Prepregnancy Heme Iron Intake Linked to Diabetes Risk

Dose-response relationship between heme iron intake and risk of gestational diabetes mellitus

THURSDAY, July 7 (HealthDay News) -- The intake of dietary heme iron before pregnancy is associated with an increased risk of developing gestational diabetes mellitus (GDM), according to a study published in the July issue of Diabetes Care.

Katherine Bowers, Ph.D., from the Eunice Kennedy Shriver National Institute of Child Health and Human Development in Bethesda, Md., and colleagues investigated the impact of prepregnancy dietary iron intake on GDM in 13,475 U.S. nurses with singleton pregnancies confirmed between 1991 and 2001. A total of 867 cases of incident GDM were identified in the cohort. The relative risk (RR) of incident GDM by quintiles of iron intake for each iron category was assessed using pooled logistic regression, after adjusting for dietary and nondietary risk factors.

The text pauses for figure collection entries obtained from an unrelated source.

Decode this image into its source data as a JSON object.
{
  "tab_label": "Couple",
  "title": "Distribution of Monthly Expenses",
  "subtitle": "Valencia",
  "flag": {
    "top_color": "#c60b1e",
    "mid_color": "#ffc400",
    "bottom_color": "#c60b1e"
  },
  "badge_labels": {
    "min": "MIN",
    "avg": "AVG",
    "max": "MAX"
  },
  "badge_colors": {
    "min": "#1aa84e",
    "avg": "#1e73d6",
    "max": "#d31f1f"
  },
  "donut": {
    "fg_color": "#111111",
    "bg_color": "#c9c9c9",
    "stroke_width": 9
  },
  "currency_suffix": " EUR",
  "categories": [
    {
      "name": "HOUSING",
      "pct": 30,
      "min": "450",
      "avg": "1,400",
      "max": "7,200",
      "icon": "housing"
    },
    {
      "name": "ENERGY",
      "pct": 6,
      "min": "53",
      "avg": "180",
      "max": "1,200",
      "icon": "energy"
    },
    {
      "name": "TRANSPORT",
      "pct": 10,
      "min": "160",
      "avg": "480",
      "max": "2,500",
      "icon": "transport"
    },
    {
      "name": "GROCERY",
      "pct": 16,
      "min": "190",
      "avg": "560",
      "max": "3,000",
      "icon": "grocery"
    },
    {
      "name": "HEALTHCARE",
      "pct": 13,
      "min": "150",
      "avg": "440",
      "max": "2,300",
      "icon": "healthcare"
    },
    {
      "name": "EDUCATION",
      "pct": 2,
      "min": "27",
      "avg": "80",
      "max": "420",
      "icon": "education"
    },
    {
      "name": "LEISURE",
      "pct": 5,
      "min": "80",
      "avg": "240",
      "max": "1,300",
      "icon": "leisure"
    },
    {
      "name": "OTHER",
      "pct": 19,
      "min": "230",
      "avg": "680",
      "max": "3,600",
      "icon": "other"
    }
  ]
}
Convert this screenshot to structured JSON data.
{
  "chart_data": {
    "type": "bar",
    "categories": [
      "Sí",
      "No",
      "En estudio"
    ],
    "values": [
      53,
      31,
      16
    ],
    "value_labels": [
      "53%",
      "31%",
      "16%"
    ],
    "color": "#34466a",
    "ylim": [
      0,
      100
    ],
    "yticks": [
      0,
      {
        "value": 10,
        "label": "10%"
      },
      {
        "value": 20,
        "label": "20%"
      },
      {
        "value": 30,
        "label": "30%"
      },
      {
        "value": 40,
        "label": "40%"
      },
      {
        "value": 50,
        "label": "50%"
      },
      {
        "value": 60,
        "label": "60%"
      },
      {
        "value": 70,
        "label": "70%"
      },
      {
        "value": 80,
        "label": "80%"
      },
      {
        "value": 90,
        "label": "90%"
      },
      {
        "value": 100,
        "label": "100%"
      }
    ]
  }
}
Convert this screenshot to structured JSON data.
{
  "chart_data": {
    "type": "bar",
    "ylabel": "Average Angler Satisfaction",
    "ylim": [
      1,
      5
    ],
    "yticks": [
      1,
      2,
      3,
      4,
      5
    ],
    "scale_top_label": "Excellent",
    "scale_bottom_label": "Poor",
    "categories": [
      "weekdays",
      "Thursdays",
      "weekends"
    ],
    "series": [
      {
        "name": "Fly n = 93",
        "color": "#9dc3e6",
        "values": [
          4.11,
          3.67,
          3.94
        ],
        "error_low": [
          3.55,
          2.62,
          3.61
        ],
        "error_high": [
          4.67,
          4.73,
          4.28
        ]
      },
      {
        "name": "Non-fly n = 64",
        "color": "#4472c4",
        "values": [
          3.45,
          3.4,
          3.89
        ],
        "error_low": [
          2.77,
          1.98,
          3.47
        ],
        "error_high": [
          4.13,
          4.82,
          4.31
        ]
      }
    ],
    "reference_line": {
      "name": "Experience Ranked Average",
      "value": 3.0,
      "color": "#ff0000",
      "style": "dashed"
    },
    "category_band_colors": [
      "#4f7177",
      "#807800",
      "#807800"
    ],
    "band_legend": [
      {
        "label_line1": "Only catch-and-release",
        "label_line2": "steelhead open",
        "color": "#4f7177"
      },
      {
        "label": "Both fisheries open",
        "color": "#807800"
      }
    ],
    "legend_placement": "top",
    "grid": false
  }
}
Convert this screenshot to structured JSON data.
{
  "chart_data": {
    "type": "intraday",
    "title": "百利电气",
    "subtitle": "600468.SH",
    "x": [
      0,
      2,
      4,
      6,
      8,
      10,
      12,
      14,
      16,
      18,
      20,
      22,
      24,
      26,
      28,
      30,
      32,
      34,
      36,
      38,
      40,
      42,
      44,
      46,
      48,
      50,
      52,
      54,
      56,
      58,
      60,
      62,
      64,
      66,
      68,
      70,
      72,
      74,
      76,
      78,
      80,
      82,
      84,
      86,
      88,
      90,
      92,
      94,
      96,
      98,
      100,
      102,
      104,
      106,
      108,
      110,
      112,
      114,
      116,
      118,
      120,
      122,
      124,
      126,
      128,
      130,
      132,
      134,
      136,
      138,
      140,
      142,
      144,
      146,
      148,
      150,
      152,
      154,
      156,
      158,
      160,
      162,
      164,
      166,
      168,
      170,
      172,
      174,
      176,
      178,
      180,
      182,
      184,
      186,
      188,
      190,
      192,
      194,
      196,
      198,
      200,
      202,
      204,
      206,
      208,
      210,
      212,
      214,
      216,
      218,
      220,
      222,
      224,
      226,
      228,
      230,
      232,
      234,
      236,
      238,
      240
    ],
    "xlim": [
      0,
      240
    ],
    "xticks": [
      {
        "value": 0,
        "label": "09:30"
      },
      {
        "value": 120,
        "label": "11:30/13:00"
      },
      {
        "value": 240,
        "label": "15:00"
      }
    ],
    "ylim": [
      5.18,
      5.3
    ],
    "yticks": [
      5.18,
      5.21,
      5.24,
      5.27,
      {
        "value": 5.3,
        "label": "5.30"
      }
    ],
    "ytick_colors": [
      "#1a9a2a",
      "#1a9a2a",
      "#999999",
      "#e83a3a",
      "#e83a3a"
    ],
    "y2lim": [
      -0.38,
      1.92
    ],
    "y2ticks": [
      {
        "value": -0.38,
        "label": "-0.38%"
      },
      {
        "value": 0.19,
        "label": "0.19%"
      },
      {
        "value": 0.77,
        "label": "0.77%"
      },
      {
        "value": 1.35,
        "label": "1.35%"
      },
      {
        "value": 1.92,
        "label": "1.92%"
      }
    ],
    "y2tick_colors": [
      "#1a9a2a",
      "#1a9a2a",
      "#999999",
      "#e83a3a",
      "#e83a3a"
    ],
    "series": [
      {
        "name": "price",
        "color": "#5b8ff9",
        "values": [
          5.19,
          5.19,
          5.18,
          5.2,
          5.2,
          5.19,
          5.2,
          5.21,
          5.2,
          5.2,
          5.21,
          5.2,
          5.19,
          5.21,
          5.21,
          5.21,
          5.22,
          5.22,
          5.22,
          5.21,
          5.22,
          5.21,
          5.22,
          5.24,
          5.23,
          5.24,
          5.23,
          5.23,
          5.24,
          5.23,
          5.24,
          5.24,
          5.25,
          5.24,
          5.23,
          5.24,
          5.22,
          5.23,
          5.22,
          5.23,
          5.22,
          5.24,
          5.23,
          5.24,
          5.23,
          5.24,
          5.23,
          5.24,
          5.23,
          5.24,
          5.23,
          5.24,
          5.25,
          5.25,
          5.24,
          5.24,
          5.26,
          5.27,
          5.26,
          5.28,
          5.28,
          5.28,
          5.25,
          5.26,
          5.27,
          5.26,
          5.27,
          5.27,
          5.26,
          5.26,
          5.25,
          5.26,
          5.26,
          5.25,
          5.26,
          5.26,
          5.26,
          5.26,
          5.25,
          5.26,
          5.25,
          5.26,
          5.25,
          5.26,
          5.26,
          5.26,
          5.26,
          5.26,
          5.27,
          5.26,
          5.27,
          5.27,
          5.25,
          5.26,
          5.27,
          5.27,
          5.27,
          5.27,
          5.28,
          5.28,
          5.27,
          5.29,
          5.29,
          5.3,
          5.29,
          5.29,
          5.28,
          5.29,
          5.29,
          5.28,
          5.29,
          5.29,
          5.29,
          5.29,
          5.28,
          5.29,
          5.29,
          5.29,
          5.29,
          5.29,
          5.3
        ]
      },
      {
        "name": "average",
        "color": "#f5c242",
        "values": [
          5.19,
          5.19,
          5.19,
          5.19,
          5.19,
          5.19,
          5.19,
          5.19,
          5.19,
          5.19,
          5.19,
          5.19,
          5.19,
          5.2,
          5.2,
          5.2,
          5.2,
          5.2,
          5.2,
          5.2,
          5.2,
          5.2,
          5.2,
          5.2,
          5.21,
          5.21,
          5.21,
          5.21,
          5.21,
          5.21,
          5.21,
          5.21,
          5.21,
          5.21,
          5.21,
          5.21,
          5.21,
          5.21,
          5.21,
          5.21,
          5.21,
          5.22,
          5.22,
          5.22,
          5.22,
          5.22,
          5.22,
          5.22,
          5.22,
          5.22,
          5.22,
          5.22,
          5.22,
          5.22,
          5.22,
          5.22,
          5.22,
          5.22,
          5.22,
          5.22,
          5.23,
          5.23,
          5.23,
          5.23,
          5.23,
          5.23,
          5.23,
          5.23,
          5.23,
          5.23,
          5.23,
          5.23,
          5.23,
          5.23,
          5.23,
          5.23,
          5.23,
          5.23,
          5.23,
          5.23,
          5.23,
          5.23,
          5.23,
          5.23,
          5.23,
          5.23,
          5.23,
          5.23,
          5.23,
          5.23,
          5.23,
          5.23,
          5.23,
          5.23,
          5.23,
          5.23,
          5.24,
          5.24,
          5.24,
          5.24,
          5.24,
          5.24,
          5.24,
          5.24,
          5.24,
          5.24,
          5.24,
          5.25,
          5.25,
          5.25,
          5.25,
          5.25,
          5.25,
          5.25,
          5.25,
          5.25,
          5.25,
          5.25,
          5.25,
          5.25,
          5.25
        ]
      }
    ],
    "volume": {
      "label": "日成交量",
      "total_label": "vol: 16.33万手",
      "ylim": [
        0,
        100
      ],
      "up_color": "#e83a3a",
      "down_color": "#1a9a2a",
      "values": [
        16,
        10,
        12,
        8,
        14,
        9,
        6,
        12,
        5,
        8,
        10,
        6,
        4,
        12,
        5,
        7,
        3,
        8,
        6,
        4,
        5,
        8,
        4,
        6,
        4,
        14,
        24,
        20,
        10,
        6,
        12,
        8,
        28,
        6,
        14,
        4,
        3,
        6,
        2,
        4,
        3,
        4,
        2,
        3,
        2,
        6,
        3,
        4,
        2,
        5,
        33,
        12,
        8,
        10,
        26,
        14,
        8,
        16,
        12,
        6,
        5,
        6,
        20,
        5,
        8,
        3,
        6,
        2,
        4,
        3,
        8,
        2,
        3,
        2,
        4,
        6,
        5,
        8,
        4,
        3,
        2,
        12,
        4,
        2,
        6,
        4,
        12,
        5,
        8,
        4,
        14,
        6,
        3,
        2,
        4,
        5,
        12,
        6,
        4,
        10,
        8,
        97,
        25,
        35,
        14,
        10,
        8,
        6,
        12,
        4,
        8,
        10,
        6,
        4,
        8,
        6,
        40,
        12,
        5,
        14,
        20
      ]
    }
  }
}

The investigators found a significant and positive association between the intake of dietary heme iron and the risk of GDM. The RR of GDM increased significantly across increasing quintiles of heme iron (RR, 1.0, 1.11, 1.31, 1.51, and 1.58, respectively), after adjustment for age, body mass index, and other risk factors. An increase of 0.5-mg per day in intake was associated with an increase of 1.22 in the multivariate RR. There was no significant correlation between total dietary, nonheme, or supplemental iron intake and the risk of GDM.

"These findings suggest that higher prepregnancy intake of dietary heme iron is associated with an increased GDM risk," the authors write.